Just look at it. How could anyone expect to control such a mess?” Schuetter
held one hand to his headphones and muttered something as he altered the
frequency selection on one of the aircraft’s receivers.
    McBurney felt the vibrating alarm inside his coat. He
retrieved his satellite phone and pressed it to his ear. “Speak to me.”
    “We lost them.”
    The heavily accented words, nearly a whisper, burst into
his brain. “What do you mean? Where?”
    There was a pause, the sound of a toilet flushing. “Near
the gate. Wheelchair. We lost them.” The connection went dead with a decisive
snap.
    McBurney held the phone to his ear, gazing at the terminal
and looking for wheelchairs. He was vaguely aware of Schuetter moving his hands
about the cockpit, speaking into his microphone in efficient, professional
phrases.
    McBurney turned off the phone and placed it inside his
coat. “Save me a seat.”
    Schuetter cranked his head around. “Where are you going?”
    “Out.”
    “You cannot. We are number eight for departure.”
    “I’ll be back in a few minutes, before you finish your
checklist.”
    “We do not have any minutes!”
    “Just stall the fuckers. Make something up. I need more
time.”
    “Holy Christ, look at this,” the copilot cut in.

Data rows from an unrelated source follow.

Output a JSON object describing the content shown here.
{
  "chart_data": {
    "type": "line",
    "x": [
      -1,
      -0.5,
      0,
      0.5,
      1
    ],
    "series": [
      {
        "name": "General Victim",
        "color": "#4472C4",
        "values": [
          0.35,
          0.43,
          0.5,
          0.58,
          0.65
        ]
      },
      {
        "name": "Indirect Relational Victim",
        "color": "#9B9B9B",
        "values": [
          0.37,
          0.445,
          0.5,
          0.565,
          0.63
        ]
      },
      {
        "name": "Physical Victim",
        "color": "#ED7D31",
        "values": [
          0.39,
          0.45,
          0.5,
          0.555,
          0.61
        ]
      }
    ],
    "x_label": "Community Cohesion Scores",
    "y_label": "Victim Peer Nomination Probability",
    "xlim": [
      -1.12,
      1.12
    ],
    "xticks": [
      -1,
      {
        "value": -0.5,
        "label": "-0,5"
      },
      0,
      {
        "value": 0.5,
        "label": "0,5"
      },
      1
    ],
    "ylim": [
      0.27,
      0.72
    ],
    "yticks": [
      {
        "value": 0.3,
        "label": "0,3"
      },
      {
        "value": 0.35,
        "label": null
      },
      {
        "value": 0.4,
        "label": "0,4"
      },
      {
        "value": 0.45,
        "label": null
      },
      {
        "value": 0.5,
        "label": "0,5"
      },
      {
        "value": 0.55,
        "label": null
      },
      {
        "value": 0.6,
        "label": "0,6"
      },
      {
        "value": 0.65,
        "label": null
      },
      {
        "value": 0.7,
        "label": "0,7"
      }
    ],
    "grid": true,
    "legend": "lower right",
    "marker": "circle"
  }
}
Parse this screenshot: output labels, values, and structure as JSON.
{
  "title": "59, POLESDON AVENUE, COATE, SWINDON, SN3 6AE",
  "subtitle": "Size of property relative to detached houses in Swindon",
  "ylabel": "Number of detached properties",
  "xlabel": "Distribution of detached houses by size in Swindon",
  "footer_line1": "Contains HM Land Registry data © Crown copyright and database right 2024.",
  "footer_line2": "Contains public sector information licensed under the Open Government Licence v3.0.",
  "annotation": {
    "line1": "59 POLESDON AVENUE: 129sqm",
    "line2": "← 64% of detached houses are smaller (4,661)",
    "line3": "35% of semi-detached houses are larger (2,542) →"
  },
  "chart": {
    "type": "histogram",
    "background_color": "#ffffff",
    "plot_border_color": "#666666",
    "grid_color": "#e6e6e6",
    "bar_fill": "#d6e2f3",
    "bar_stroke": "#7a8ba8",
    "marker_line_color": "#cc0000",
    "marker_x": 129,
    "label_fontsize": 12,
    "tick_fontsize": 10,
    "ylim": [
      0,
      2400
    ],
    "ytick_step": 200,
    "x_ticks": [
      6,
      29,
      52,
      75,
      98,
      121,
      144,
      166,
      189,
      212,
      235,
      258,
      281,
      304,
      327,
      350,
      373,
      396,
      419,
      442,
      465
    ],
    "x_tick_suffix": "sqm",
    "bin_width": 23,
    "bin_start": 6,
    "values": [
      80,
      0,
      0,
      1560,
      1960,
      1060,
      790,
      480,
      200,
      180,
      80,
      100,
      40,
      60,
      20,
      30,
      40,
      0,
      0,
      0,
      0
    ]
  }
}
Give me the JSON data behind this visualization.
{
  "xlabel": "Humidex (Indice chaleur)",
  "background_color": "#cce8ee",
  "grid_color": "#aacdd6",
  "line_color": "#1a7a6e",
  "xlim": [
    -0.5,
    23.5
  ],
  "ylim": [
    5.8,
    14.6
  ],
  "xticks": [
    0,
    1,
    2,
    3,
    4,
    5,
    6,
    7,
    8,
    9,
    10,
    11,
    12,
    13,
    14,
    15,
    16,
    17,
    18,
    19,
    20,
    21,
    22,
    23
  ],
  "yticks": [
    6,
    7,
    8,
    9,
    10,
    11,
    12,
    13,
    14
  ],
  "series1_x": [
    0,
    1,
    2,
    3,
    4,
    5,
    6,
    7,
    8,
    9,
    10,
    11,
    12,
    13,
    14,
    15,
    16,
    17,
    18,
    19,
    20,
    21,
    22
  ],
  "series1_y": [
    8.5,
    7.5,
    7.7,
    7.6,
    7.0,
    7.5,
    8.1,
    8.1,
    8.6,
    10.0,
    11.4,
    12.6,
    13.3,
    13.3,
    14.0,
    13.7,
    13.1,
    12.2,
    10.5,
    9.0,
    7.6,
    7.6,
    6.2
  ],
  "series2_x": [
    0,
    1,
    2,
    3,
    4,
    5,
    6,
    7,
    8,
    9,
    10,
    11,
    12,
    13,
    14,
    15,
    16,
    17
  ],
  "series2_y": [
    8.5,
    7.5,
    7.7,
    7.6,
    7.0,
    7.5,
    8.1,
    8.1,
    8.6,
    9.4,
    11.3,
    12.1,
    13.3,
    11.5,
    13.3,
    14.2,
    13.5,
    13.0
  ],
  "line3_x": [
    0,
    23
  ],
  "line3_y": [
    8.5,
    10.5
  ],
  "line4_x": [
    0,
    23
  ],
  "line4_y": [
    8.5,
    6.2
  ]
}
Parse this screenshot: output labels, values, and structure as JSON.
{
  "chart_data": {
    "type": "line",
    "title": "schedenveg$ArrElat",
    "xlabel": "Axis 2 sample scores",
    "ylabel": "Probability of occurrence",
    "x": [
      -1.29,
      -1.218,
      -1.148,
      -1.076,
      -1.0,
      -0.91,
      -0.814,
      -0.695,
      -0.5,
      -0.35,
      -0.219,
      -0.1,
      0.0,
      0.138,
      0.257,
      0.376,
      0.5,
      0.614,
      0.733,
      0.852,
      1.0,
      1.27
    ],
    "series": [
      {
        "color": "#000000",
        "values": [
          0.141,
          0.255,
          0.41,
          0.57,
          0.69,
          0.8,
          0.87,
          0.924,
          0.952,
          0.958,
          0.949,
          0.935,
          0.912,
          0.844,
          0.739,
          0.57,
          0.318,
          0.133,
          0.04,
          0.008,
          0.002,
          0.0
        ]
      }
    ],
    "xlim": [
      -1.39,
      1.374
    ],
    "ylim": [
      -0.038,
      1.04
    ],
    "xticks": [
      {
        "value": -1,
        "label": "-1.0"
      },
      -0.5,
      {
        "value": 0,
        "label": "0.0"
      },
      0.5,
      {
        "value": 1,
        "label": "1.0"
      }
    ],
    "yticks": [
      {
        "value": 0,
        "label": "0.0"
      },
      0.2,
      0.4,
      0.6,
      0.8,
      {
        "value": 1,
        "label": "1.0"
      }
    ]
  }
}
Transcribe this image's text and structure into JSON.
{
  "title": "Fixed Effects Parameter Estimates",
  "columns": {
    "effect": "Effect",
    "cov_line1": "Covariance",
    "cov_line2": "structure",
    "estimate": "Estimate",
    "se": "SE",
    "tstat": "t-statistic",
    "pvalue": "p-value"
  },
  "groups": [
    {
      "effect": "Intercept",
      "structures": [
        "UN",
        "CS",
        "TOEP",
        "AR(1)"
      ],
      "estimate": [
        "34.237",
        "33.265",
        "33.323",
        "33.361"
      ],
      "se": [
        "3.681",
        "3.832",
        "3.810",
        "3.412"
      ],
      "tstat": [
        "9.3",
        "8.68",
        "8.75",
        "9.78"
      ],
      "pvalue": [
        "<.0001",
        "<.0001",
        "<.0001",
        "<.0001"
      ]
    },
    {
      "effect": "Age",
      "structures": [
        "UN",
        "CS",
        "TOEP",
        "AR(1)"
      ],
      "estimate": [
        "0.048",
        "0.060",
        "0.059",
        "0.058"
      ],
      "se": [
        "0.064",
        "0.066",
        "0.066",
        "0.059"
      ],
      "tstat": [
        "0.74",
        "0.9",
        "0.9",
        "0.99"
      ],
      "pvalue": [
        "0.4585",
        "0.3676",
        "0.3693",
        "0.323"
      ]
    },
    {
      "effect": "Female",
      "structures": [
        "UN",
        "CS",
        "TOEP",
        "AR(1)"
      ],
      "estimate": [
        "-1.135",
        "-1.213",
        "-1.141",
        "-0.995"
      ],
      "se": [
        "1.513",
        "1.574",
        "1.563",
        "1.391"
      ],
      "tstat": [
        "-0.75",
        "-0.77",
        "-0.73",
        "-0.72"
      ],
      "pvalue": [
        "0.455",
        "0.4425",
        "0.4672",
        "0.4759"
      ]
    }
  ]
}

    All three men watched a Cathay Pacific 767 on final
approach and about to touch down. Flying abreast of it were two Sukhoi
fighters. The China Air Force jets continued low over the runway after the 767 landed.
They then veered off in bank turns and disappeared into the gloom.
    Schuetter said, “I wonder how many people understand what
it was they just witnessed.”
    With PLA flooding the terminal, McBurney knew it meant that
Beijing had strong-armed the Hong Kong Authority into a complete abdication of
local control. “You will not move this aircraft without my saying so,”
he ordered the men. “Is that understood?”
    “Look there.” Schuetter pointed outside toward the
departure gate. “Are they by any chance our special guests?”
    McBurney looked through the windscreen. A broad-shouldered
man in a hospitality jacket was swiftly pushing a woman in a wheelchair through
standing pools of water, thin streams of water flinging up from the wheels. Beside
them an older man struggled to keep up. They were heading toward the plane. A rumble
accompanied a gray puff of smoke as the co-pilot started an engine.
    Schuetter said to McBurney, “Somebody will be watching
them, no?”
    McBurney strained his eyes. Two PLA soldiers stood inside
the boarding gate peering out through the darkness. “Not if they can’t be
blamed for an obvious error. Most of all they abhor a bad scene.” Zhao and his
wife did not appear to have been apprehended, after all. That had to be one of Sun
Stone’s people walking with them... fifty meters to go.